Hello world!
How can I make my code more like a library or a self-contained independent module/component? Here's a text scroller by me (my first published cart yay!). Currently you need to call three functions to use it:
function _init() scroller = init_scroller("lorem ipsum dolor sit amet, consectetur... ", 30, 5/30) end function _update() update_scroller() end function _draw() cls(0) draw_scroller(4, 60, 7) end |
I tried to write it more like an component but couldn't make it work. My idea was that init_scroller() would return "an object" which would contain everything. Then you'd call object.update() and object.draw() to use it and could create as many instances as needed. However my return object had just pointer to global functions and later instances overwrote earlier ones.
Can you point me to a simple example how to do components in PICO-8?
You can probably tell I'm coming from Java background ;) Are there any specific style guides or general conventions for PICO-8 Lua? I'm coding with VS Code, can't do it with the 128x128 window...
You can definitely make this simpler by using t() as a control variable for the scroll, which would then obviate the need for _init() and _update() parts of the process. Here's the code to do it that allows an x/y coord, a width, a speed, and the color:
function _draw() cls(1) txtscroll("0123456789",10,10,20,1/30,8) txtscroll("0123456789",10,20,40,2/30,11) txtscroll("abcdefghijklmnopqrstuvwxyz",10,80,80,1/30,11) txtscroll("abcdefghijklmnopqrstuvwxyz",40,50,60,-1/30,11) end function txtscroll(txt,x,y,w,spd,c) clip(x,y,w,5) local len=#txt*4+w local ox=(t()/spd)%len print(txt,x+w-ox,y,c) clip() end |
Here's what that looks like actually in use (and notice it allows for negative speeds to go backwards):
You could improve this further by adding code that detects glyphs to adjust the len variable, since glyphs take up 8 pixels, not 4.
To make your code into a component, speaking specifically about the scroller and leaving you to generalise to the more general case, a simiple way to do this is to use the numerical indexing of a table as a collection for multiple scroller data, and to use its named key-value pairs for functions.
(Edited: simplified example for clarity.)
function _init() scroller={ add=function(sentence,y,speed) local x=127 y=y or 60 speed=speed or 1 add(scroller,{t=sentence,x=x,y=y,speed=speed}) end } --table functions can be declared outside the table declaration too scroller.draw=function() for i=#scroller,1,-1 do s=scroller[i] print(s.t,s.x,s.y,6) s.x-=s.speed if (#s.t*4+s.x<=0)del(scroller,s) end end scroller.add("sentence 1") scroller.add("sentence 2",66) scroller.add("sentence 3",72,.5) end function _update() --at some point, new sentences --would be added during _update end function _draw() cls() scroller.draw() end |
(This doesn't follow your description of what you attempted, but I feel it covers the general component idea you were looking for.)

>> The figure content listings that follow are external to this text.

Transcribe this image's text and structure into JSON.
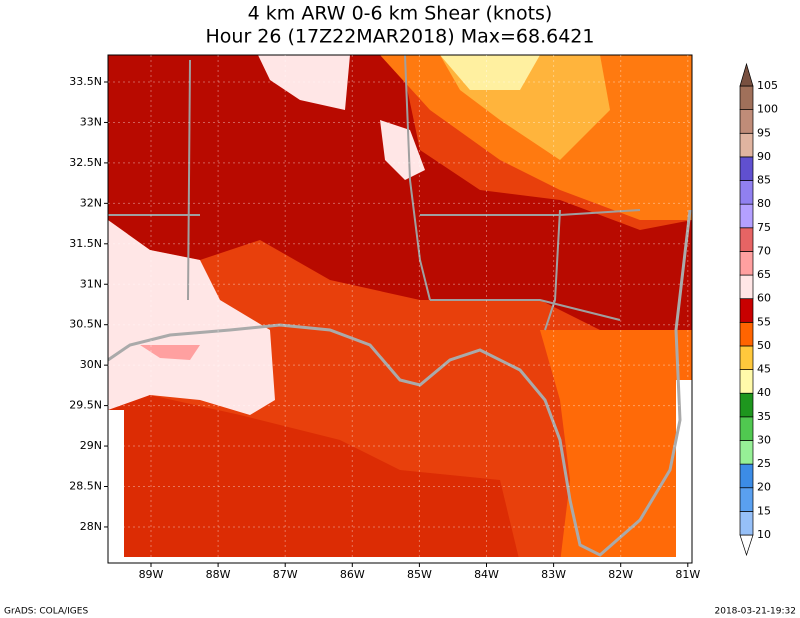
{
  "title": {
    "line1": "4 km ARW 0-6 km Shear (knots)",
    "line2": "Hour 26 (17Z22MAR2018) Max=68.6421"
  },
  "lat_labels": [
    "33.5N",
    "33N",
    "32.5N",
    "32N",
    "31.5N",
    "31N",
    "30.5N",
    "30N",
    "29.5N",
    "29N",
    "28.5N",
    "28N"
  ],
  "lon_labels": [
    "89W",
    "88W",
    "87W",
    "86W",
    "85W",
    "84W",
    "83W",
    "82W",
    "81W"
  ],
  "colorbar": {
    "labels": [
      "10",
      "15",
      "20",
      "25",
      "30",
      "35",
      "40",
      "45",
      "50",
      "55",
      "60",
      "65",
      "70",
      "75",
      "80",
      "85",
      "90",
      "95",
      "100",
      "105"
    ],
    "colors": [
      "#ffffff",
      "#96c0f8",
      "#5aa0f0",
      "#3c8ce6",
      "#96f096",
      "#50c850",
      "#1e961e",
      "#fffaaa",
      "#ffc83c",
      "#ff6400",
      "#c80000",
      "#ffe6e6",
      "#ffa0a0",
      "#e66464",
      "#b4a0ff",
      "#9080f0",
      "#6050d0",
      "#e0b4a0",
      "#c08c78",
      "#a0705a",
      "#785040"
    ]
  },
  "footer": {
    "left": "GrADS: COLA/IGES",
    "right": "2018-03-21-19:32"
  }
}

Other brief explanatory notes
Lines such as y=y or 60 are a Lua idiom which will mean that if y isn't passed as an argument and is therefore nil, it will instead be set to 60.
In the scroller.draw function, the iteration goes from the size of the table to 1 to make deletion easier.
In if (#s.t*4+s.x<=0)del(scroller,s) 4 is the width of a character. (If it was instead 8, it would cope with the glyph characters too, with a little extra longevity for strings which weren't replete with glyph characters.)
The previous more complex version:
You could instead use method syntax with a colon, which would just pass the object itself as the first parameter self:
In _init:
function scroller:draw() for i=#self,1,-1 do s=self[i] print(s.t,s.x,s.y,6) s.x-=s.speed if (#s.t*4+s.x<=0)del(self,s) end end |
And the changed call in _draw:
function _draw() cls() scroller:draw() end |
Then you can start looking at:
- objects https://www.lua.org/pil/16.html
- closures https://www.lua.org/pil/6.1.html
- metamethods https://www.lua.org/pil/13.html
- coroutines https://www.lua.org/pil/9.html
Also note MBoffin's comment "You could improve this further by adding code that detects glyphs to adjust the len variable, since glyphs take up 8 pixels, not 4."
I have omitted checking for glyphs for simplicity. Other things may also have been omitted because it's more a demonstration of using a table as a component of code than anything else.
Wow, thanks, both of you!!
@MBoffin t() and clip() were new to me, using print() like that with clip() is quite clever. My original solution was very much overengineered :)
@remcode thanks for the OO links and example - and a different kind of implementation!
I got PICO-8 by surprise as a part of the itch.io BLM bundle and it has been the best thing ever for the past week or so for me!